Baca juga: Mengapa Self Love Penting untuk Hubungan Sehat
Perintah tersebut muncul setelah sejumlah peristiwa angin puting beliung mempengaruhi berbagai kawasan di Ibu Kota, menegaskan pentingnya tindakan proaktif dalam menjamin keselamatan masyarakat.
Pada Selasa, 16 Desember 2025, Pramono Anung menjelaskan upaya pemerintah untuk menangani ancaman angin kencang. "Saya sudah meminta kepada Dinas Pertamanan untuk pohon-pohon tua semuanya kita rapikan," ungkapnya di Cilincing, Jakarta Utara.

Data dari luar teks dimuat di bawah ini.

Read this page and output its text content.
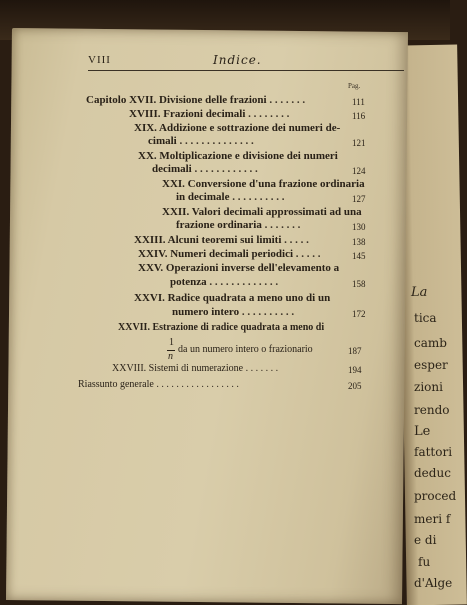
La
tica
camb
esper
zioni
rendo
Le
fattori
deduc
proced
meri f
e di
fu
d'Alge
VIII	Indice.
Pag.
Capitolo XVII. Divisione delle frazioni . . . . . . .	111
XVIII. Frazioni decimali . . . . . . . .	116
XIX. Addizione e sottrazione dei numeri de-
cimali . . . . . . . . . . . . . .	121
XX. Moltiplicazione e divisione dei numeri
decimali . . . . . . . . . . . .	124
XXI. Conversione d'una frazione ordinaria
in decimale . . . . . . . . . .	127
XXII. Valori decimali approssimati ad una
frazione ordinaria . . . . . . .	130
XXIII. Alcuni teoremi sui limiti . . . . .	138
XXIV. Numeri decimali periodici . . . . .	145
XXV. Operazioni inverse dell'elevamento a
potenza . . . . . . . . . . . . .	158
XXVI. Radice quadrata a meno uno di un
numero intero . . . . . . . . . .	172
XXVII. Estrazione di radice quadrata a meno di
1
n
da un numero intero o frazionario	187
XXVIII. Sistemi di numerazione . . . . . . .	194
Riassunto generale . . . . . . . . . . . . . . . . .	205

Meskipun pemangkasan sudah dilakukan di hampir semua daerah, Pramono menyoroti bahwa masih ada kekurangan dalam pengadaan dan pelaksanaan. Ini penting mengingat cuaca Jakarta yang sering sulit ditebak, meningkatkan risiko terhadap keselamatan warga.
Baca juga: Penyelidikan Penjarahan di Rumah Eko Patrio Dimulai
Badan Meteorologi, Klimatologi, dan Geofisika (BMKG) juga memberikan informasi penting terkait penyebab angin kencang yang dirasakan di Jakarta. Guswanto, Deputi Bidang Meteorologi BMKG, menerangkan bahwa fenomena ini berkaitan dengan puncak musim hujan di wilayah barat Indonesia.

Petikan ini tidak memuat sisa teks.